A settlement in a lengthy federal court case centered on living choices won approval June 15. While intervenors didn’t get what they sought in the class action case of Murphy versus Harpstead, they are using the court case to mobilize on issues and draw new people into self-advocacy.
At issue was a legal settlement negotiated by the Disability Law Center and the Minnesota Department of Human Services (DHS), and whether that settlement addressed issues raised by the Disability Law Center on behalf of Minnesotans with disabilities who want to live in the least restrictive settings possible.
U.S. District Court Judge Donovan Frank’s ruling concludes that the settlement warrants approval. While many issues raised by those parties have merit, those claims are outside of the case’s scope. Frank agrees with the plaintiff’s contention that the lawsuit is not about addressing staff shortages or how the state funds waiver services.
The case is about whether the agreement is fair, adequate and reasonable, Frank said. It’s not about where a better deal could have been negotiated between the Disability Law Center and the Minnesota Department of Human Services.
“Nothing in the court’s ruling today is meant to minimize the lived experiences of the objectors or any class member,” Frank said in his ruling. “People with disabilities confront stigma and discrimination on a regular basis. It is a shameful part of our country’s past and present. While many issues remain that are separate from this litigation, the court is hopeful that this agreement will create positive change. And the court sincerely hopes that the objectors, plaintiffs, and others within the disability rights community will continue to advocate for their rights. Ultimately, we will all be judged by how we treat the most vulnerable members of our society.”
The decision approving the settlement followed a May 12 fairness hearing, and comments from a total of 14 objectors. Hovering over the comments was the state’s Olmstead Plan, which requires people with disabilities to live in the least restrictive setting possible.
Class action cases like Murphy versus Harpstead allow affected parties to intervene. in this case intervenors believe the settlement didn’t do enough to end what they see as an overreliance of community residential facilities. They contend that the state’s action create segregation as people with disabilities cannot live in desired community settings.
Frank cited the length that the court dispute went on and recapped key actions in the case. Murphy versus Harpstead began in in August 2016. Murphy is Tenner Murphy, one of the case’s original plaintiffs. Harpstead is DHS Commissioner Jodi Harpstead.
Frank also pointed out in his ruling that the case needs to be resolved. It has gone on for almost seven years. He said “The cost, risks, and delay of trial and appeal are enormously high . . . . the case has been hotly contested from the beginning. Without settlement, it is likely that this case would continue to drag on for years and require millions of additional dollars in attorney’s fees. Defendant has indicated that if she lost at trial, she would appeal the case which would result in further delay. It is also possible that after trial and appeal a third discovery period would be necessary, which would be both costly and time consuming. In the meantime, the class would receive nothing.”

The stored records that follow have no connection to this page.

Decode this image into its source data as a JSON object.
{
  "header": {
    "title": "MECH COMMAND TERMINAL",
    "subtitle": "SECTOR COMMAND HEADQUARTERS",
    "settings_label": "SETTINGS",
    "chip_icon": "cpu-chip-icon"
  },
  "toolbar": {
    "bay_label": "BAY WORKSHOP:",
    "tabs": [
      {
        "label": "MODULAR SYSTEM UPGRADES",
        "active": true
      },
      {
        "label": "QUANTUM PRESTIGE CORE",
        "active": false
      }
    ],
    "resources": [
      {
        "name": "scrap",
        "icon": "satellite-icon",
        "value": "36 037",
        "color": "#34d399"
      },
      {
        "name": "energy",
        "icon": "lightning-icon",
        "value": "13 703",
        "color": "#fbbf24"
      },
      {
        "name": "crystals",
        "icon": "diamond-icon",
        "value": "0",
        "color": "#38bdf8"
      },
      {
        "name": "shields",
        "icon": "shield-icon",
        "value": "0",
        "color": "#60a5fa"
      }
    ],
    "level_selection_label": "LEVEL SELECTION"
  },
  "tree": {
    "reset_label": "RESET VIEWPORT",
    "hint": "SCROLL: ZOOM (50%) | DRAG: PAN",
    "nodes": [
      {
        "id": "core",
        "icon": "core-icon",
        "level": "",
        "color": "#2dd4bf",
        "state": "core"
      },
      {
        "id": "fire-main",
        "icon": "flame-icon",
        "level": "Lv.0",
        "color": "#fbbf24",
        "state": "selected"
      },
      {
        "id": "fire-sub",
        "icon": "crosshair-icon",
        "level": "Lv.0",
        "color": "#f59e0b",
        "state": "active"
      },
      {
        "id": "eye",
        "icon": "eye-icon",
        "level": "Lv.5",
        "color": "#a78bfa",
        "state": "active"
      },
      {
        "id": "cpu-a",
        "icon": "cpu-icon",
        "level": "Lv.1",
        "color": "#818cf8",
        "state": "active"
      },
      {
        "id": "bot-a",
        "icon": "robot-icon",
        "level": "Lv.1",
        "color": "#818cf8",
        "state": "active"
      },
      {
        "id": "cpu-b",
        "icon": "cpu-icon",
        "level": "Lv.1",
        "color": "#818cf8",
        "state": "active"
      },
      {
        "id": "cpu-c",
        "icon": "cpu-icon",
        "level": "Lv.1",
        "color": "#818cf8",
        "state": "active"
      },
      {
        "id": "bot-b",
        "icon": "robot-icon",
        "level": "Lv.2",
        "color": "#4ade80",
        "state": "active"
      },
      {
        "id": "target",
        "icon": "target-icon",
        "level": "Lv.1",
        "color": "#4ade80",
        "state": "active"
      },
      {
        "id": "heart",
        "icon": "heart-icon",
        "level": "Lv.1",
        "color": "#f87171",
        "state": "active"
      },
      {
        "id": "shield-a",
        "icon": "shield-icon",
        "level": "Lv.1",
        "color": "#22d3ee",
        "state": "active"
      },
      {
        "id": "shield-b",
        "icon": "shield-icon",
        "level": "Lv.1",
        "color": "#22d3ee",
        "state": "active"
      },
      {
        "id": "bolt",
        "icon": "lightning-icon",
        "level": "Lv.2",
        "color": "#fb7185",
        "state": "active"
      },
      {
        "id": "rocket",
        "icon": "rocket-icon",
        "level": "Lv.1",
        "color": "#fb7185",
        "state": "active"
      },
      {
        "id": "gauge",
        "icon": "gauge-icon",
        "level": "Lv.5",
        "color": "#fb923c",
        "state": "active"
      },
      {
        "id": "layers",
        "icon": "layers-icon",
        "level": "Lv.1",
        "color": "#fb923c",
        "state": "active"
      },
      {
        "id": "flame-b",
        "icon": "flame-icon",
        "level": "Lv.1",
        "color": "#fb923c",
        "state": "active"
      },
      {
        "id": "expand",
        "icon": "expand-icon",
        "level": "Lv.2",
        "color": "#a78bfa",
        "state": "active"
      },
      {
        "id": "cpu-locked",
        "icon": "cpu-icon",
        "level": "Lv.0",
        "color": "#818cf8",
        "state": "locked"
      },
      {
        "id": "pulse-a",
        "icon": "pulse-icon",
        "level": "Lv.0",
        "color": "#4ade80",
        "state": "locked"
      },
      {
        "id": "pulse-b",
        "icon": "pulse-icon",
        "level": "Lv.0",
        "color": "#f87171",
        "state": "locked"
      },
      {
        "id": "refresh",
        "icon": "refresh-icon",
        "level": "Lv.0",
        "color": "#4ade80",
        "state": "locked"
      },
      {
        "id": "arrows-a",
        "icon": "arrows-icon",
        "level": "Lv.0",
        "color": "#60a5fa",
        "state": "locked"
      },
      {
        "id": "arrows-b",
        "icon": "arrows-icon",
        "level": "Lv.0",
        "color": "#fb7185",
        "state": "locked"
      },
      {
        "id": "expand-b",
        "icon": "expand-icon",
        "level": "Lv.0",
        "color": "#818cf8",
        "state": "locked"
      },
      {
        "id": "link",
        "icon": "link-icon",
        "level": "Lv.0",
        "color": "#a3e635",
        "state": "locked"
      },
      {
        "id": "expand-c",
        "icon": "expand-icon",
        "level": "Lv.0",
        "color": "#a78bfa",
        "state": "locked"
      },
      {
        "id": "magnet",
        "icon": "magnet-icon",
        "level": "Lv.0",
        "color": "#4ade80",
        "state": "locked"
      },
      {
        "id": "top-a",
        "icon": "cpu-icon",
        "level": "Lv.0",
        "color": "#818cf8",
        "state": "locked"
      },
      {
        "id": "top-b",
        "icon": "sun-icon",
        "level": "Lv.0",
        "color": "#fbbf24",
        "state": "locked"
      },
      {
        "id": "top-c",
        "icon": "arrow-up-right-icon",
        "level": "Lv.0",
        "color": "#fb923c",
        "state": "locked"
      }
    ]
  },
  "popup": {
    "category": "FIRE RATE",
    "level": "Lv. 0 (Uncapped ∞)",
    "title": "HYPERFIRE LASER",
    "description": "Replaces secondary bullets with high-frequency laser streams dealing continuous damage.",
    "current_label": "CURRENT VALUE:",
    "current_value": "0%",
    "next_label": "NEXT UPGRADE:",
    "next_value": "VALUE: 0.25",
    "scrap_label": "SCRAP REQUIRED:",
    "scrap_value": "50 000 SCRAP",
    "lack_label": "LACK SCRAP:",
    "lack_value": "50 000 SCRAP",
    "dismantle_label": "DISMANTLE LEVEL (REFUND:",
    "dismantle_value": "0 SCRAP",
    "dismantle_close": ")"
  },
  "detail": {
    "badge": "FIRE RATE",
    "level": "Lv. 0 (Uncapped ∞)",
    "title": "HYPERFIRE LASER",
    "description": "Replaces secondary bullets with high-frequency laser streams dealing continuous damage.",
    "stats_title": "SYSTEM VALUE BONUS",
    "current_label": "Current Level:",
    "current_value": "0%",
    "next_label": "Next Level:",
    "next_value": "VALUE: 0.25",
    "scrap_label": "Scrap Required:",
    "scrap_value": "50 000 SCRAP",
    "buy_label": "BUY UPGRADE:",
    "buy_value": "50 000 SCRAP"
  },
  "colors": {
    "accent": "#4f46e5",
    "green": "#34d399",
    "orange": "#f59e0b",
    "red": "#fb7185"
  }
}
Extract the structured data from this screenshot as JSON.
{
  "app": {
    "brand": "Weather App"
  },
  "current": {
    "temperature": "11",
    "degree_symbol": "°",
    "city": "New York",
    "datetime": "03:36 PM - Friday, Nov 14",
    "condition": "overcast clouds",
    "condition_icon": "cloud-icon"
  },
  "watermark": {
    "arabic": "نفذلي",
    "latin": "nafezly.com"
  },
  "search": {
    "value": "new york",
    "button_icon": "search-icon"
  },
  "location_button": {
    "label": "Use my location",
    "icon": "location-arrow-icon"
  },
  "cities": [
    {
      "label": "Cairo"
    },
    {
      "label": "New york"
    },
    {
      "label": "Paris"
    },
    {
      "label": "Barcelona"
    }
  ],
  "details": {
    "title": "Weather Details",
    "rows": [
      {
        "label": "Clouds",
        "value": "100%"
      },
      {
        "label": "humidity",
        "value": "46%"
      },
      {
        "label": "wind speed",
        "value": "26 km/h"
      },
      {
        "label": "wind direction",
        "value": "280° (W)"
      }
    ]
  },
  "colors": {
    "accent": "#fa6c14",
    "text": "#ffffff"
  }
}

The settlement provides what is called injunctive relief. This type of settlement puts specific requirements on a defendant. In this case the settlement has resulted in DHS taking actions in five categories: inform and education, train, assess, provide services and measure outcomes. These will bring a wide range of changes to DHS policies and procedures when considering a disabled person’s living situation.
The settlement and documentation fill almost 40 pages. It covers people ages 18 and older who are eligible for and who have received a disability waiver, live in a licensed community residential setting, and have not been given the opportunity and choice to live in the most integrated residential setting appropriate to their needs.
The settlement was reached through meditation and includes more than a dozen provisions that would have to be followed, to ensure that affected people know their rights to move out of their current homes and consider alternative settings.
The settlement requires additional steps in the housing choice and assessment process. Providing this information and service would require specific steps to be followed in MnCHOICES assessments, more training for MNCHOICES assessors, specific tasks for case managers, and changes to the Community Based Services Manual. It would require more tracking of actions tied to housing choices and more information to be provided in a waiver recipient’s community support plan.
Within three months of the settlement agreement DHS will generate a report for each county of financial responsibility, identify disability waiver recipients who live in licensed community residential settings, and see if those people meet specific criteria. Detailed steps would have to be followed.
The agreement also calls for the plaintiff’s attorneys to be paid costs and fees of $1.138 million.
Frank’s ruling pointed out that the settlement requires state officials to make a variety of data publicly available, including the number of people in community residential settings facilities who have applied for Housing Stabilization Services, the number of people in facilities who have been approved for such services, the number of people who have moved out of facilities, the number of people on the original MnCHOICES report, and the number of people for whom DHS reached out to a lead agency.